## Data Preprocessing

In [1]:
# import core libraries 
import datetime
import json
import re
import csv
import ast
import pprint
import pathlib
import itertools
from collections import Counter
from itertools import islice

# import third-party libraries
import numpy as np
import pandas as pd

# import visualizations
%matplotlib inline
import matplotlib
import matplotlib.pyplot as plt
import seaborn as sns

In [2]:
# set directory path data
syria_data_dir = pathlib.Path('/Users/adamstueckrath/Desktop/syria_data/')

# tweets_no_rts_csv file path
tweets_no_rts_csv = syria_data_dir / 'tweets_no_retweets' / 'tweets_no_retweets.csv'


## Tweet Data Processing

In [3]:
def string_to_datetime(tweet_date):
    """
    Turns a datetime string like this: 
    '2017-07-06T18:34:37.000Z' 
    to a Python datetime object like this -> 2017-07-06 18:34:41
    """
    return datetime.datetime.strptime(tweet_date, "%Y-%m-%dT%H:%M:%S.%fZ")


In [4]:
# load tweets into dataframe from csv file
tweets_no_rts_df = pd.read_csv(tweets_no_rts_csv, header=0,
                               parse_dates=['tweet_created_at'],
                               usecols=['tweet_id', 'tweet_id_str',
                                        'tweet_lang','tweet_created_at',
                                        'user_name','user_id_str','tweet_text'],
                               date_parser=string_to_datetime)

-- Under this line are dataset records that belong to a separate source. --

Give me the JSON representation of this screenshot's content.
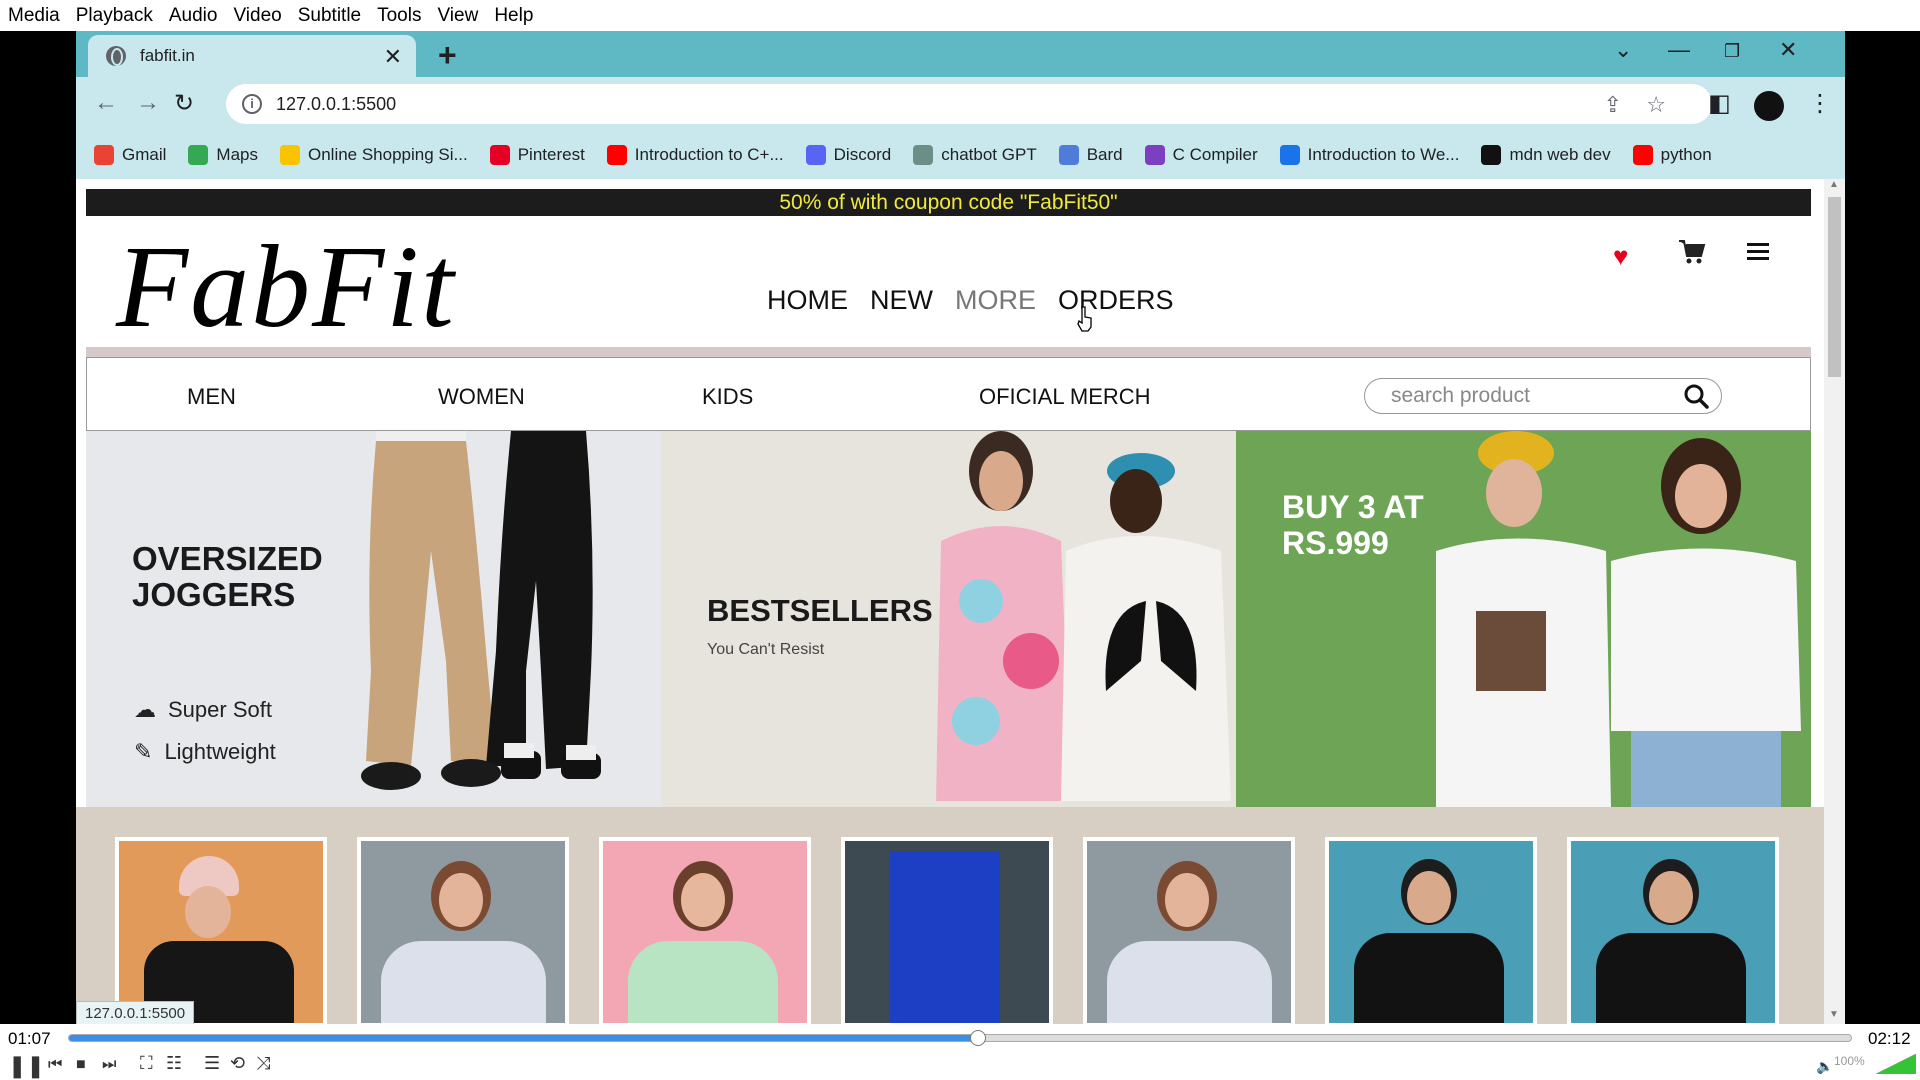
{
  "vlc": {
    "menu": [
      "Media",
      "Playback",
      "Audio",
      "Video",
      "Subtitle",
      "Tools",
      "View",
      "Help"
    ],
    "time_elapsed": "01:07",
    "time_total": "02:12",
    "progress": 0.51,
    "volume": "100%"
  },
  "browser": {
    "tab_title": "fabfit.in",
    "url": "127.0.0.1:5500",
    "status_url": "127.0.0.1:5500",
    "bookmarks": [
      {
        "label": "Gmail",
        "color": "#ea4335"
      },
      {
        "label": "Maps",
        "color": "#34a853"
      },
      {
        "label": "Online Shopping Si...",
        "color": "#f8c400"
      },
      {
        "label": "Pinterest",
        "color": "#e60023"
      },
      {
        "label": "Introduction to C+...",
        "color": "#ff0000"
      },
      {
        "label": "Discord",
        "color": "#5865f2"
      },
      {
        "label": "chatbot GPT",
        "color": "#6b8f84"
      },
      {
        "label": "Bard",
        "color": "#4f7bd9"
      },
      {
        "label": "C Compiler",
        "color": "#7b3fbf"
      },
      {
        "label": "Introduction to We...",
        "color": "#1a73e8"
      },
      {
        "label": "mdn web dev",
        "color": "#111111"
      },
      {
        "label": "python",
        "color": "#ff0000"
      }
    ]
  },
  "site": {
    "promo": "50% of with coupon code \"FabFit50\"",
    "logo": "FabFit",
    "nav": [
      "HOME",
      "NEW",
      "MORE",
      "ORDERS"
    ],
    "categories": [
      "MEN",
      "WOMEN",
      "KIDS",
      "OFICIAL MERCH"
    ],
    "search_placeholder": "search product",
    "banners": {
      "b1_title_line1": "OVERSIZED",
      "b1_title_line2": "JOGGERS",
      "b1_feature1": "Super Soft",
      "b1_feature2": "Lightweight",
      "b2_title": "BESTSELLERS",
      "b2_subtitle": "You Can't Resist",
      "b3_title_line1": "BUY 3 AT",
      "b3_title_line2": "RS.999"
    },
    "accent_heart": "#e8001c"
  }
}
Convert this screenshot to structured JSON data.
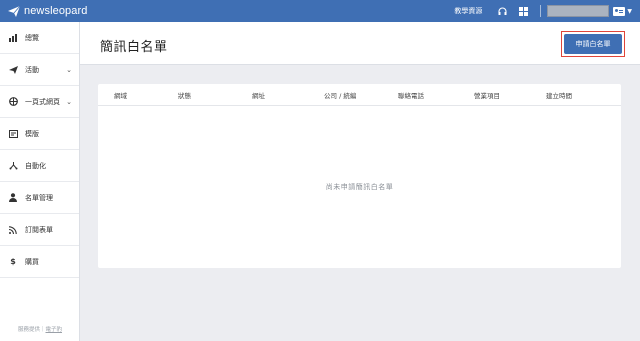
{
  "app": {
    "logo_text": "newsleopard"
  },
  "topbar": {
    "tutorial_link": "教學資源",
    "icons": [
      "paper-plane-icon",
      "headset-icon",
      "grid-icon",
      "user-card-icon",
      "caret-down-icon"
    ]
  },
  "sidebar": {
    "items": [
      {
        "label": "總覽",
        "icon": "bar-chart-icon",
        "has_chevron": false
      },
      {
        "label": "活動",
        "icon": "paper-plane-icon",
        "has_chevron": true
      },
      {
        "label": "一頁式網頁",
        "icon": "layout-icon",
        "has_chevron": true
      },
      {
        "label": "模版",
        "icon": "template-icon",
        "has_chevron": false
      },
      {
        "label": "自動化",
        "icon": "automation-icon",
        "has_chevron": false
      },
      {
        "label": "名單管理",
        "icon": "user-icon",
        "has_chevron": false
      },
      {
        "label": "訂閱表單",
        "icon": "rss-icon",
        "has_chevron": false
      },
      {
        "label": "購買",
        "icon": "dollar-icon",
        "has_chevron": false
      }
    ],
    "footer_prefix": "服務提供｜",
    "footer_link": "電子豹"
  },
  "main": {
    "title": "簡訊白名單",
    "apply_button": "申請白名單",
    "table": {
      "columns": [
        "網域",
        "狀態",
        "網址",
        "公司 / 統編",
        "聯絡電話",
        "營業項目",
        "建立時間"
      ],
      "rows": [],
      "empty_text": "尚未申請簡訊白名單"
    }
  },
  "colors": {
    "brand": "#3f6fb4",
    "highlight": "#e0453a"
  }
}
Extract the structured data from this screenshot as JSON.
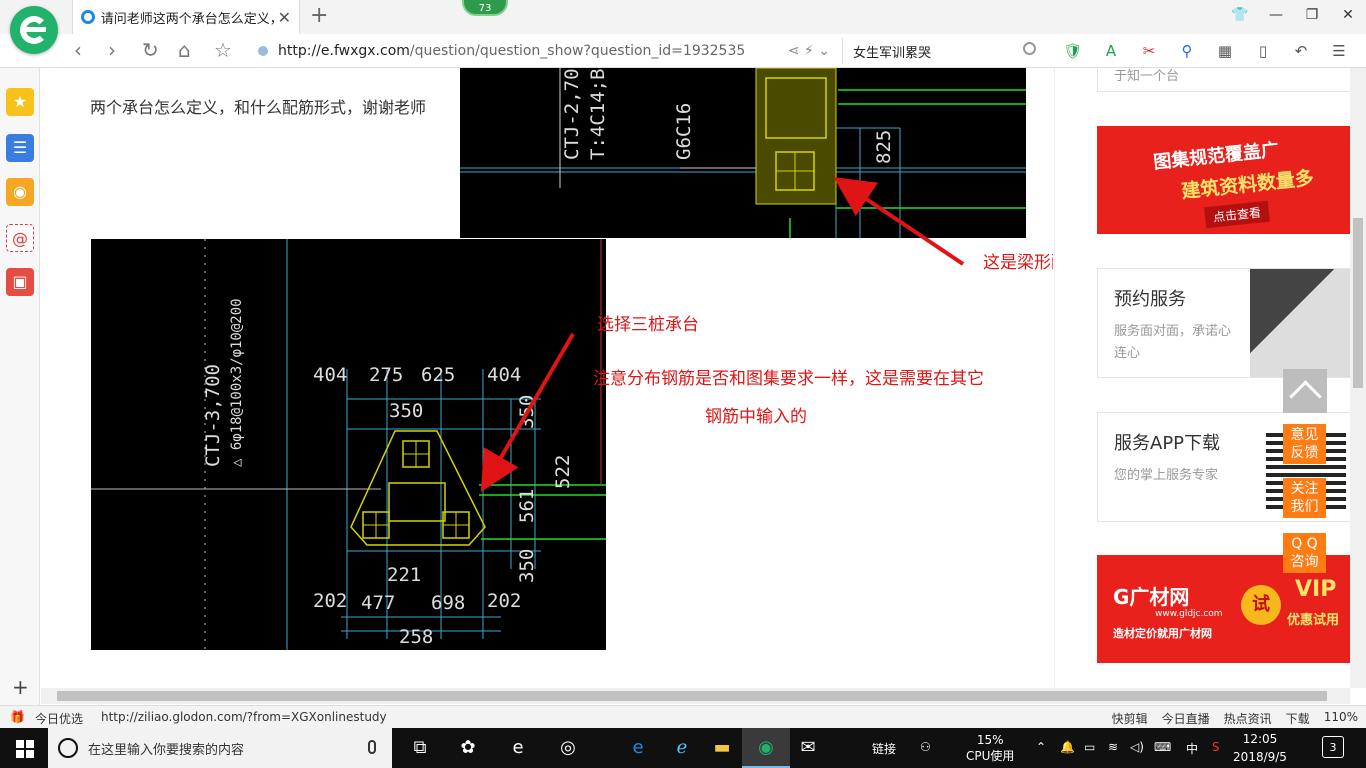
{
  "browser": {
    "tab_title": "请问老师这两个承台怎么定义，谢谢老师",
    "badge_count": "73",
    "url_host": "http://e.fwxgx.com",
    "url_path": "/question/question_show?question_id=1932535",
    "search_query": "女生军训累哭"
  },
  "question": {
    "text": "两个承台怎么定义，和什么配筋形式，谢谢老师"
  },
  "cad_top": {
    "label_ctj": "CTJ-2,70",
    "label_t": "T:4C14;B",
    "label_g": "G6C16",
    "dim_825": "825"
  },
  "cad_bottom": {
    "label_ctj": "CTJ-3,700",
    "label_rebar": "△ 6φ18@100x3/φ10@200",
    "dims": {
      "d404a": "404",
      "d275": "275",
      "d625": "625",
      "d404b": "404",
      "d350top": "350",
      "d350r": "350",
      "d522": "522",
      "d561": "561",
      "d350r2": "350",
      "d221": "221",
      "d202a": "202",
      "d477": "477",
      "d698": "698",
      "d202b": "202",
      "d258": "258"
    }
  },
  "annotations": {
    "beam": "这是梁形配筋承台",
    "three_pile": "选择三桩承台",
    "note_line1": "注意分布钢筋是否和图集要求一样，这是需要在其它",
    "note_line2": "钢筋中输入的"
  },
  "sidebar": {
    "top_partial": "于知一个台",
    "banner1": {
      "line1": "图集规范覆盖广",
      "line2": "建筑资料数量多",
      "button": "点击查看"
    },
    "card1": {
      "title": "预约服务",
      "sub": "服务面对面，承诺心连心"
    },
    "card2": {
      "title": "服务APP下载",
      "sub": "您的掌上服务专家"
    },
    "banner2": {
      "logo": "G广材网",
      "url": "www.gldjc.com",
      "tag": "造材定价就用广材网",
      "circle": "试",
      "vip": "VIP",
      "vip_sub": "优惠试用"
    }
  },
  "float_buttons": {
    "feedback": "意见\n反馈",
    "follow": "关注\n我们",
    "qq": "Q Q\n咨询"
  },
  "statusbar": {
    "today": "今日优选",
    "link": "http://ziliao.glodon.com/?from=XGXonlinestudy",
    "items": [
      "快剪辑",
      "今日直播",
      "热点资讯",
      "下载"
    ],
    "zoom": "110%"
  },
  "taskbar": {
    "search_placeholder": "在这里输入你要搜索的内容",
    "link_label": "链接",
    "cpu_percent": "15%",
    "cpu_label": "CPU使用",
    "ime": "中",
    "time": "12:05",
    "date": "2018/9/5",
    "notifications": "3"
  },
  "colors": {
    "accent_green": "#21b26b",
    "cad_yellow": "#d4d400",
    "annotation_red": "#e01414",
    "orange": "#ff7b14"
  }
}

### Filter tweets for english only

In [5]:
tweets_no_rts_df.shape

(1160088, 7)

In [6]:
tweets_no_rts_df = tweets_no_rts_df[tweets_no_rts_df['tweet_lang'] =='en']
tweets_no_rts_df = tweets_no_rts_df.reset_index(drop=True)


In [7]:
tweets_no_rts_df.shape

(638161, 7)

### Clean tweet text

In [8]:
def clean_text(text):
    '''
    Utility function to clean the text in a tweet by removing 
    links and special characters using regex.
    use this for removing digits -> return re.sub('\d+', '', input_text)
    '''
    text = text.lower()
    return ' '.join(re.sub("(@[A-Za-z0-9]+)|([^0-9A-Za-z \t])|(\w+:\/\/\S+)", " ", text).split())


In [9]:
tweets_no_rts_df['tweet_text_clean'] = tweets_no_rts_df['tweet_text'].apply(clean_text)


## Tokenization

In [10]:
from nltk.tokenize import word_tokenize

def tokenize_text(text):
    return word_tokenize(text)


In [11]:
tweets_no_rts_df['tweet_text_tokenize'] = tweets_no_rts_df['tweet_text_clean'].apply(tokenize_text)